Política

Câmara fixa percentual mínimo de cacau para cada tipo de chocolate

Regra eleva exigência da Anvisa e muda nomenclatura para 'chocolate intenso'
Câmara aprova novo teor mínimo de cacau no chocolate conforme regulação da Anvisa

A Câmara dos Deputados aprovou nesta terça-feira (17) projeto que estabelece percentuais mínimos de cacau na composição de cada tipo de chocolate vendido no Brasil.

A proposta eleva a exigência atual da Anvisa — que hoje fixa em apenas 25% o teor mínimo — e passa a exigir ao menos 35% de sólidos totais de cacau na categoria denominada “chocolate intenso”. O texto retorna ao Senado para nova análise antes de seguir para sanção presidencial.

Nova nomenclatura e percentuais mais rígidos

A proposta vai além dos números: ela também altera os nomes oficiais das categorias. O que o Senado classificava como “chocolate amargo” e “chocolate meio amargo” passa a ser chamado, na versão aprovada pela Câmara, de chocolate intenso.

O relator, deputado Daniel Almeida (PCdoB-BA), defendeu a mudança como necessária para “comunicar de forma mais precisa e alinhar às expectativas do consumidor a definição de chocolate com concentração mais elevada de cacau”.

O texto regulamenta ainda as informações que devem constar obrigatoriamente nas embalagens, ampliando a transparência sobre a composição real do produto. A iniciativa tem também o objetivo declarado de valorizar o cacau nacional e fortalecer as cadeias produtivas ligadas à commodity.

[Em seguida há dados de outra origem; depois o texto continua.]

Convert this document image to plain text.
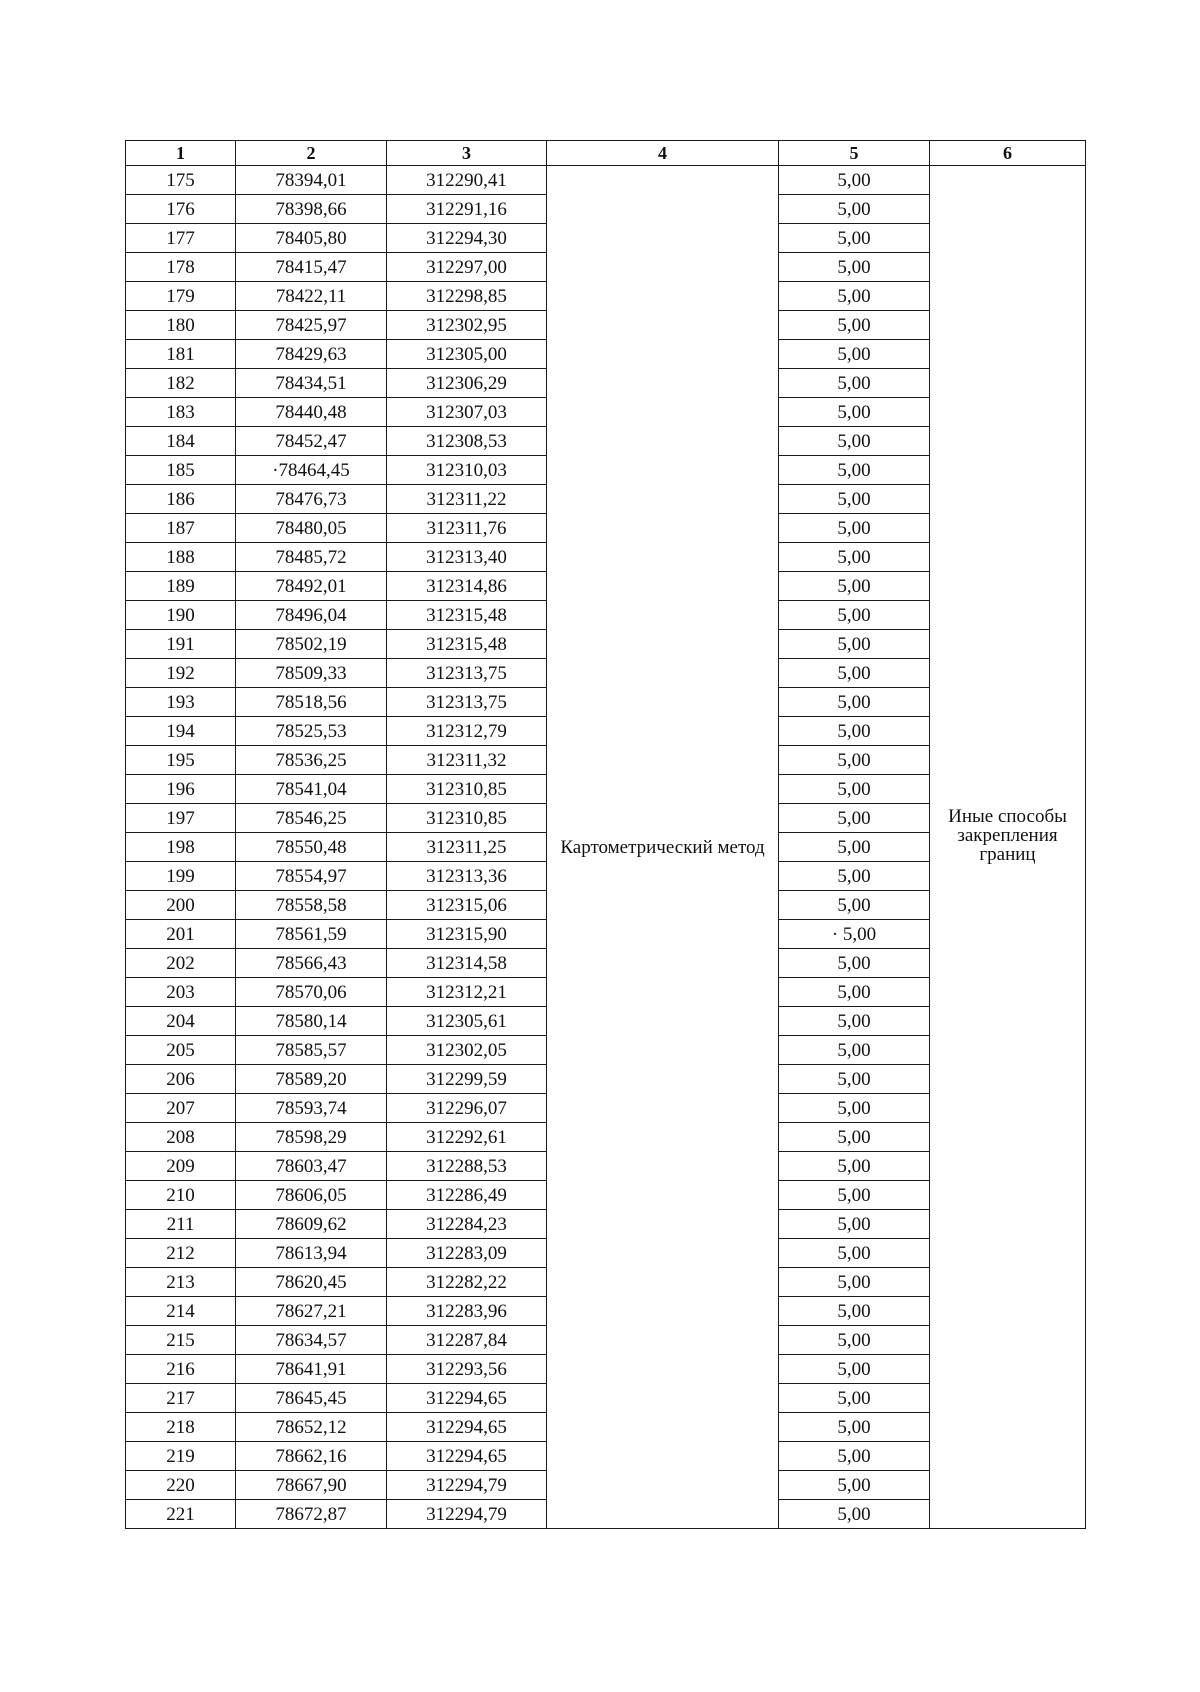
1	2	3	4	5	6
175	78394,01	312290,41	Картометрический метод	5,00	Иные способы закрепления границ

176	78398,66	312291,16		5,00	
177	78405,80	312294,30		5,00	
178	78415,47	312297,00		5,00	
179	78422,11	312298,85		5,00	
180	78425,97	312302,95		5,00	
181	78429,63	312305,00		5,00	
182	78434,51	312306,29		5,00	
183	78440,48	312307,03		5,00	
184	78452,47	312308,53		5,00	
185	·78464,45	312310,03		5,00	
186	78476,73	312311,22		5,00	
187	78480,05	312311,76		5,00	
188	78485,72	312313,40		5,00	
189	78492,01	312314,86		5,00	
190	78496,04	312315,48		5,00	
191	78502,19	312315,48		5,00	
192	78509,33	312313,75		5,00	
193	78518,56	312313,75		5,00	
194	78525,53	312312,79		5,00	
195	78536,25	312311,32		5,00	
196	78541,04	312310,85		5,00	
197	78546,25	312310,85		5,00	
198	78550,48	312311,25		5,00	
199	78554,97	312313,36		5,00	
200	78558,58	312315,06		5,00	
201	78561,59	312315,90		· 5,00	
202	78566,43	312314,58		5,00	
203	78570,06	312312,21		5,00	
204	78580,14	312305,61		5,00	
205	78585,57	312302,05		5,00	
206	78589,20	312299,59		5,00	
207	78593,74	312296,07		5,00	
208	78598,29	312292,61		5,00	
209	78603,47	312288,53		5,00	
210	78606,05	312286,49		5,00	
211	78609,62	312284,23		5,00	
212	78613,94	312283,09		5,00	
213	78620,45	312282,22		5,00	
214	78627,21	312283,96		5,00	
215	78634,57	312287,84		5,00	
216	78641,91	312293,56		5,00	
217	78645,45	312294,65		5,00	
218	78652,12	312294,65		5,00	
219	78662,16	312294,65		5,00	
220	78667,90	312294,79		5,00	
221	78672,87	312294,79		5,00	
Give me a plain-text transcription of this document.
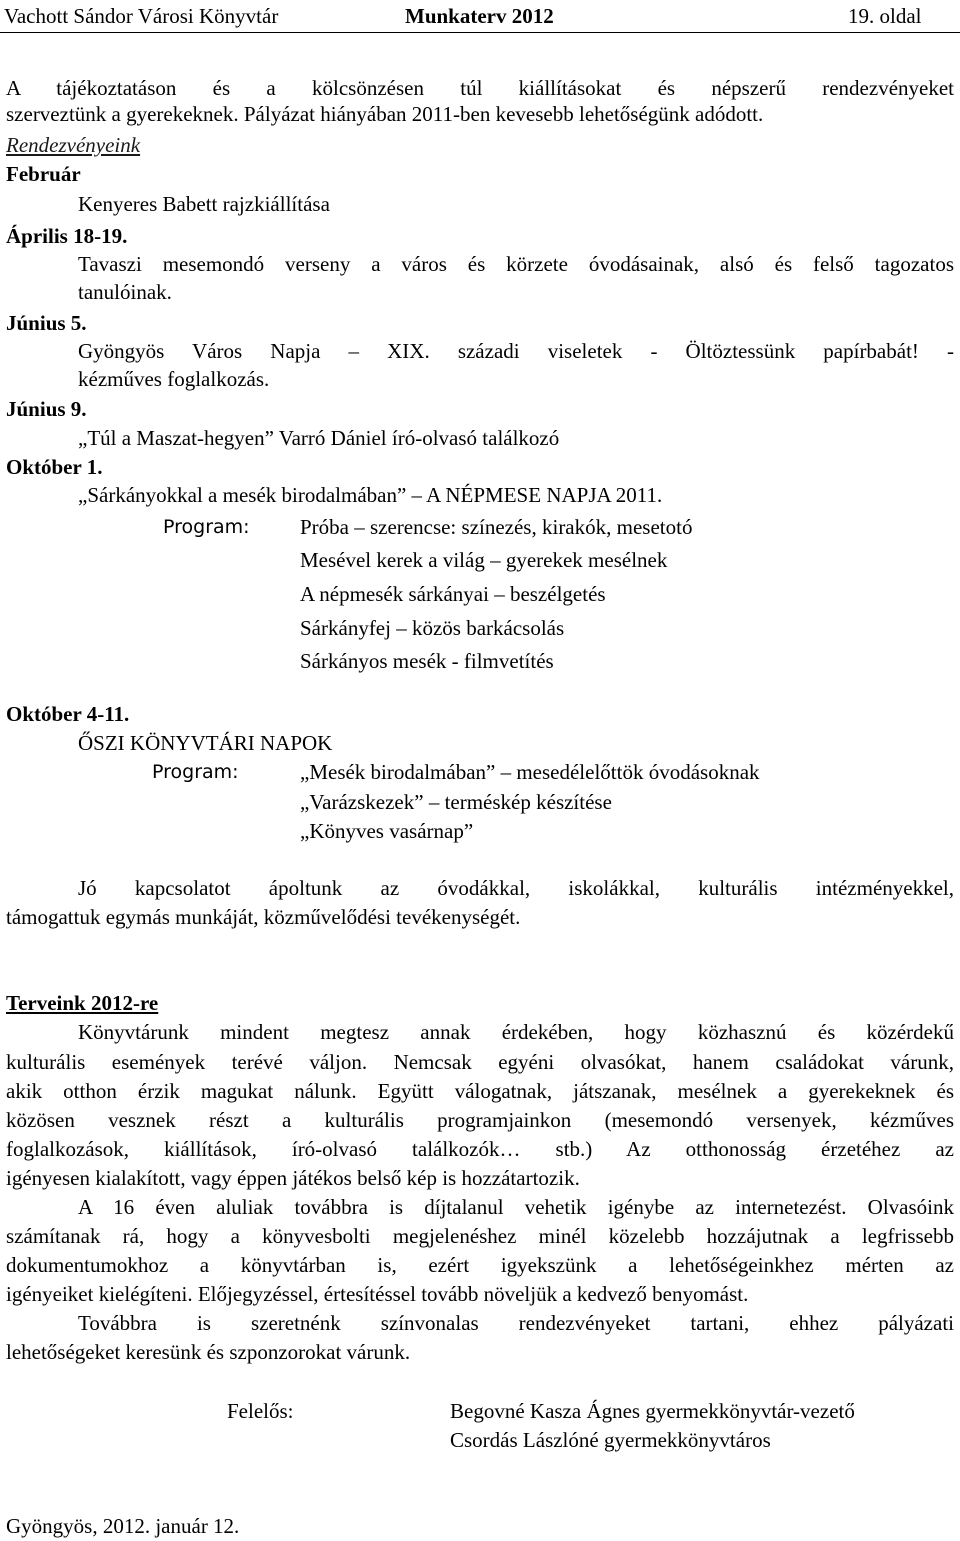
Vachott Sándor Városi Könyvtár	Munkaterv 2012	19. oldal
A tájékoztatáson és a kölcsönzésen túl kiállításokat és népszerű rendezvényeket
szerveztünk a gyerekeknek. Pályázat hiányában 2011-ben kevesebb lehetőségünk adódott.
Rendezvényeink
Február
Kenyeres Babett rajzkiállítása
Április 18-19.
Tavaszi mesemondó verseny a város és körzete óvodásainak, alsó és felső tagozatos
tanulóinak.
Június 5.
Gyöngyös Város Napja – XIX. századi viseletek - Öltöztessünk papírbabát! -
kézműves foglalkozás.
Június 9.
„Túl a Maszat-hegyen” Varró Dániel író-olvasó találkozó
Október 1.
„Sárkányokkal a mesék birodalmában” – A NÉPMESE NAPJA 2011.
Program: Próba – szerencse: színezés, kirakók, mesetotó
Mesével kerek a világ – gyerekek mesélnek
A népmesék sárkányai – beszélgetés
Sárkányfej – közös barkácsolás
Sárkányos mesék - filmvetítés
Október 4-11.
ŐSZI KÖNYVTÁRI NAPOK
Program:	„Mesék birodalmában” – mesedélelőttök óvodásoknak
„Varázskezek” – terméskép készítése
„Könyves vasárnap”
Jó kapcsolatot ápoltunk az óvodákkal, iskolákkal, kulturális intézményekkel,
támogattuk egymás munkáját, közművelődési tevékenységét.
Terveink 2012-re
Könyvtárunk mindent megtesz annak érdekében, hogy közhasznú és közérdekű
kulturális események terévé váljon. Nemcsak egyéni olvasókat, hanem családokat várunk,
akik otthon érzik magukat nálunk. Együtt válogatnak, játszanak, mesélnek a gyerekeknek és
közösen vesznek részt a kulturális programjainkon (mesemondó versenyek, kézműves
foglalkozások, kiállítások, író-olvasó találkozók… stb.) Az otthonosság érzetéhez az
igényesen kialakított, vagy éppen játékos belső kép is hozzátartozik.
A 16 éven aluliak továbbra is díjtalanul vehetik igénybe az internetezést. Olvasóink
számítanak rá, hogy a könyvesbolti megjelenéshez minél közelebb hozzájutnak a legfrissebb
dokumentumokhoz a könyvtárban is, ezért igyekszünk a lehetőségeinkhez mérten az
igényeiket kielégíteni. Előjegyzéssel, értesítéssel tovább növeljük a kedvező benyomást.
Továbbra is szeretnénk színvonalas rendezvényeket tartani, ehhez pályázati
lehetőségeket keresünk és szponzorokat várunk.
Felelős:	Begovné Kasza Ágnes gyermekkönyvtár-vezető
Csordás Lászlóné gyermekkönyvtáros
Gyöngyös, 2012. január 12.
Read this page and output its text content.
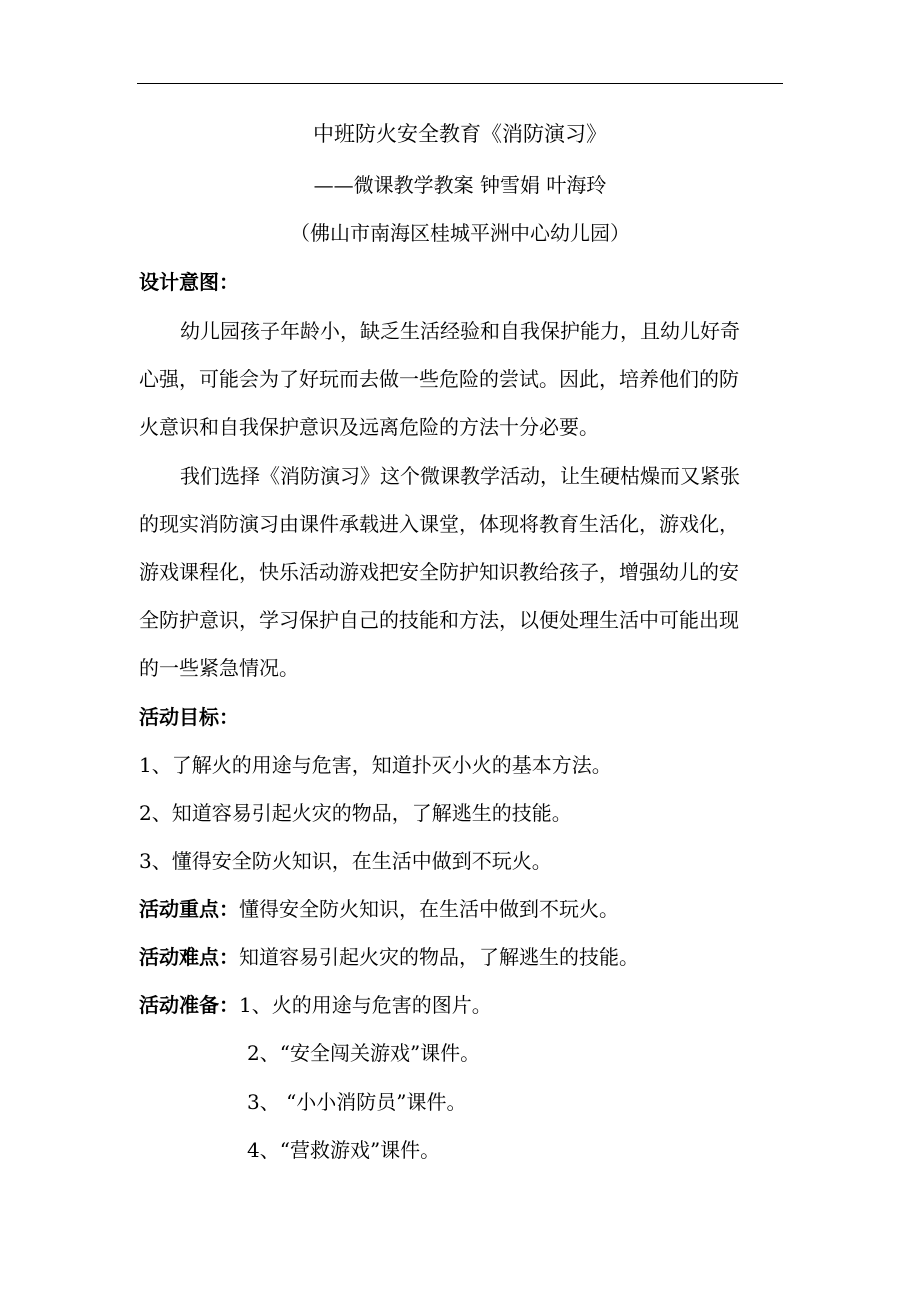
中班防火安全教育《消防演习》
——微课教学教案 钟雪娟 叶海玲
（佛山市南海区桂城平洲中心幼儿园）
设计意图：
幼儿园孩子年龄小，缺乏生活经验和自我保护能力，且幼儿好奇
心强，可能会为了好玩而去做一些危险的尝试。因此，培养他们的防
火意识和自我保护意识及远离危险的方法十分必要。
我们选择《消防演习》这个微课教学活动，让生硬枯燥而又紧张
的现实消防演习由课件承载进入课堂，体现将教育生活化，游戏化，
游戏课程化，快乐活动游戏把安全防护知识教给孩子，增强幼儿的安
全防护意识，学习保护自己的技能和方法，以便处理生活中可能出现
的一些紧急情况。
活动目标：
1、了解火的用途与危害，知道扑灭小火的基本方法。
2、知道容易引起火灾的物品，了解逃生的技能。
3、懂得安全防火知识，在生活中做到不玩火。
活动重点：懂得安全防火知识，在生活中做到不玩火。
活动难点：知道容易引起火灾的物品，了解逃生的技能。
活动准备：1、火的用途与危害的图片。
2、“安全闯关游戏”课件。
3、 “小小消防员”课件。
4、“营救游戏”课件。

Harmonização com padrões internacionais

O relator ressaltou que o projeto “contribui para harmonizar a legislação brasileira com os padrões internacionais de produção e de comercialização de chocolates e produtos derivados” — um dos pilares do argumento em defesa da proposta.

Para Daniel Almeida, a iniciativa tem o mérito de “impulsionar as cadeias produtivas regionais, contribuindo para o crescimento equilibrado e para a soberania econômica nacional”.

Como o texto sofreu alterações na Câmara em relação à versão aprovada pelo Senado — incluindo a mudança de nomenclatura —, o projeto retorna obrigatoriamente à Casa para nova deliberação antes de seguir à sanção presidencial.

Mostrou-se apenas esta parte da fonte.